The Ignored Iraqis
Dec 26, 2006
Recently at National Review Online, Nina Shea wrote about the plight of non-Muslims in Iraq--a population that numbers around a million.
The situation of the non-Muslim minorities — largely Christians (Chaldean Catholics, Assyrians, Syriac Orthodox, Armenians, Protestants, and Evangelicals), but also including Yizidis (adherents of an ancient angel religion), Mandeans (followers of John the Baptist), Baha’is, Kaka’i (followers of a syncretistic religion in the Kirkuk area), and Jews — is uniquely dire. Half of them are estimated to have been driven from their homes in the past three years, either to other parts of the country or abroad. The very existence of these non-Muslims within Iraq may soon be extinguished under pervasive persecution that the U.N. High Commissioner on Refugees says is targeted against them due to religion.
They have little defense.
Lacking the militias, tribal structures, and foreign champions of Iraq’s other groups, these Christians and other small groups are singularly defenseless. Some Islamist fundamentalists target them out of pure religious intolerance.
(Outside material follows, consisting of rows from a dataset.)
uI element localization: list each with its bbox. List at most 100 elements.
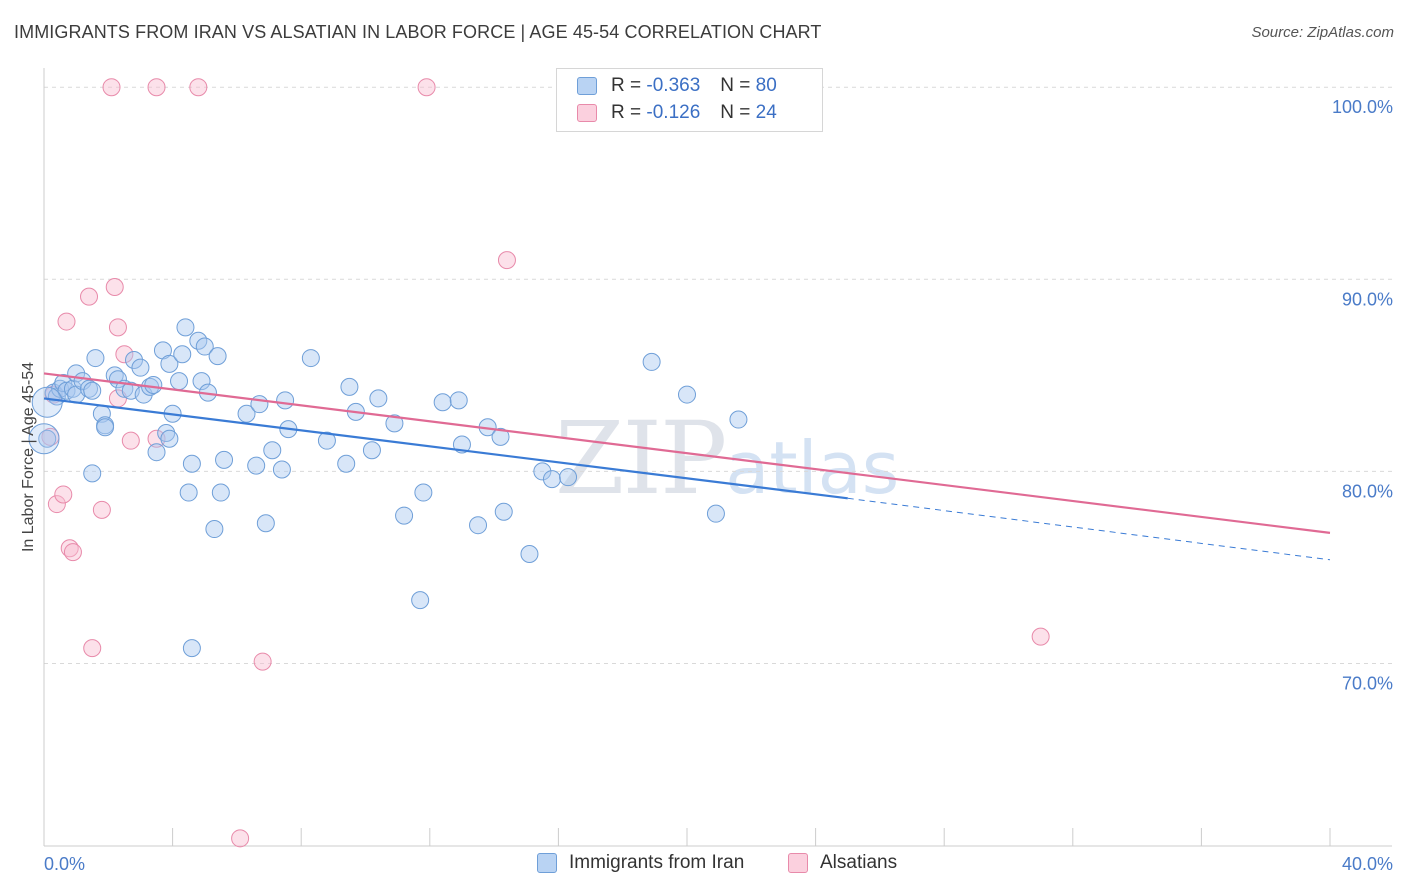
alsatian-point bbox=[147, 78, 166, 97]
iran-point bbox=[96, 418, 115, 437]
alsatian-point bbox=[57, 312, 76, 331]
y-tick-label: 80.0% bbox=[1342, 481, 1393, 501]
iran-point bbox=[301, 349, 320, 368]
iran-point bbox=[642, 352, 661, 371]
iran-point bbox=[542, 470, 561, 489]
labels-layer: 100.0% 90.0% 80.0% 70.0% 0.0% 40.0% In Labor F… bbox=[20, 97, 1393, 874]
alsatian-point bbox=[121, 431, 140, 450]
legend-n-value: 80 bbox=[755, 75, 777, 96]
trend-layer bbox=[43, 372, 1331, 561]
iran-point bbox=[51, 379, 70, 398]
iran-point bbox=[125, 350, 144, 369]
iran-point bbox=[170, 372, 189, 391]
legend-swatch-iran bbox=[577, 77, 597, 95]
iran-point bbox=[362, 441, 381, 460]
iran-point bbox=[205, 520, 224, 539]
iran-point bbox=[192, 372, 211, 391]
alsatian-point bbox=[147, 429, 166, 448]
iran-point bbox=[433, 393, 452, 412]
iran-point bbox=[385, 414, 404, 433]
legend-row-alsatian: R = -0.126 N = 24 bbox=[577, 101, 777, 125]
y-axis-title: In Labor Force | Age 45-54 bbox=[20, 362, 37, 552]
series-legend: Immigrants from Iran Alsatians bbox=[0, 852, 1406, 876]
alsatian-point bbox=[47, 495, 66, 514]
iran-point bbox=[276, 391, 295, 410]
iran-point bbox=[182, 639, 201, 658]
alsatian-point bbox=[231, 829, 250, 848]
alsatian-trend-line bbox=[43, 372, 1331, 534]
series-swatch-iran bbox=[537, 853, 557, 873]
iran-point bbox=[83, 464, 102, 483]
iran-point bbox=[247, 456, 266, 475]
iran-point bbox=[237, 404, 256, 423]
iran-point bbox=[80, 379, 99, 398]
iran-point-large bbox=[28, 423, 60, 455]
iran-point bbox=[520, 545, 539, 564]
alsatian-point bbox=[63, 543, 82, 562]
chart-title: IMMIGRANTS FROM IRAN VS ALSATIAN IN LABO… bbox=[14, 22, 822, 42]
legend-row-iran: R = -0.363 N = 80 bbox=[577, 74, 777, 98]
iran-trend-extension bbox=[847, 497, 1331, 561]
iran-point bbox=[340, 377, 359, 396]
iran-point bbox=[215, 450, 234, 469]
iran-point bbox=[173, 345, 192, 364]
series-legend-item-alsatian[interactable]: Alsatians bbox=[788, 852, 897, 874]
legend-n-value: 24 bbox=[755, 102, 777, 123]
iran-point bbox=[395, 506, 414, 525]
iran-point bbox=[559, 468, 578, 487]
alsatian-point bbox=[1031, 627, 1050, 646]
iran-point bbox=[256, 514, 275, 533]
iran-point bbox=[533, 462, 552, 481]
alsatian-point bbox=[80, 287, 99, 306]
iran-point bbox=[337, 454, 356, 473]
iran-point bbox=[179, 483, 198, 502]
iran-point bbox=[38, 429, 57, 448]
iran-point bbox=[491, 427, 510, 446]
iran-point bbox=[263, 441, 282, 460]
iran-point bbox=[449, 391, 468, 410]
alsatian-point bbox=[497, 251, 516, 270]
iran-point bbox=[369, 389, 388, 408]
alsatian-point bbox=[102, 78, 121, 97]
y-tick-label: 90.0% bbox=[1342, 289, 1393, 309]
x-tick-label: 0.0% bbox=[44, 854, 85, 874]
alsatian-point bbox=[108, 318, 127, 337]
alsatian-point bbox=[54, 485, 73, 504]
iran-point bbox=[678, 385, 696, 404]
iran-point bbox=[57, 381, 76, 400]
y-tick-label: 70.0% bbox=[1342, 674, 1393, 694]
iran-point bbox=[414, 483, 433, 502]
legend-n-label: N = bbox=[720, 102, 751, 123]
iran-point bbox=[469, 516, 488, 535]
source-label: Source: ZipAtlas.com bbox=[1251, 24, 1394, 41]
y-tick-label: 100.0% bbox=[1332, 97, 1393, 117]
iran-point bbox=[144, 375, 163, 394]
iran-point bbox=[411, 591, 430, 610]
legend-n-label: N = bbox=[720, 75, 751, 96]
series-legend-item-iran[interactable]: Immigrants from Iran bbox=[537, 852, 744, 874]
alsatian-point bbox=[417, 78, 436, 97]
legend-r-label: R = bbox=[611, 75, 642, 96]
iran-point bbox=[176, 318, 195, 337]
iran-point bbox=[182, 454, 201, 473]
iran-point bbox=[86, 349, 105, 368]
alsatian-point bbox=[83, 639, 102, 658]
legend-r-value: -0.126 bbox=[646, 102, 701, 123]
alsatian-point bbox=[115, 345, 134, 364]
axes-layer bbox=[43, 68, 1392, 847]
iran-point bbox=[63, 379, 82, 398]
iran-point bbox=[160, 429, 179, 448]
points-layer bbox=[28, 78, 1050, 848]
iran-point-large bbox=[31, 386, 63, 418]
series-legend-label: Immigrants from Iran bbox=[569, 852, 745, 873]
iran-point bbox=[706, 504, 725, 523]
correlation-legend: R = -0.363 N = 80 R = -0.126 N = 24 bbox=[556, 68, 823, 132]
x-tick-label: 40.0% bbox=[1342, 854, 1393, 874]
iran-point bbox=[160, 354, 179, 373]
grid-layer bbox=[44, 86, 1392, 665]
iran-point bbox=[147, 443, 166, 462]
iran-point bbox=[208, 347, 227, 366]
series-legend-label: Alsatians bbox=[820, 852, 898, 873]
iran-point bbox=[250, 395, 269, 414]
To the extremist mindset, the non-Muslim religion and culture of the Christians and other small religious minorities identify them as collaborators with the “infidel occupiers.” And, because they do not govern any governmental department, they are at the tender mercies of those dominant groups who aim to take their property, businesses, and villages, and withhold from them American reconstruction aid.
Note: I have provided the Immigration and Refugee Board of Canada an article by Nina Shea in which she talks about apostasy in the Islamic world. Her writings are very valuable.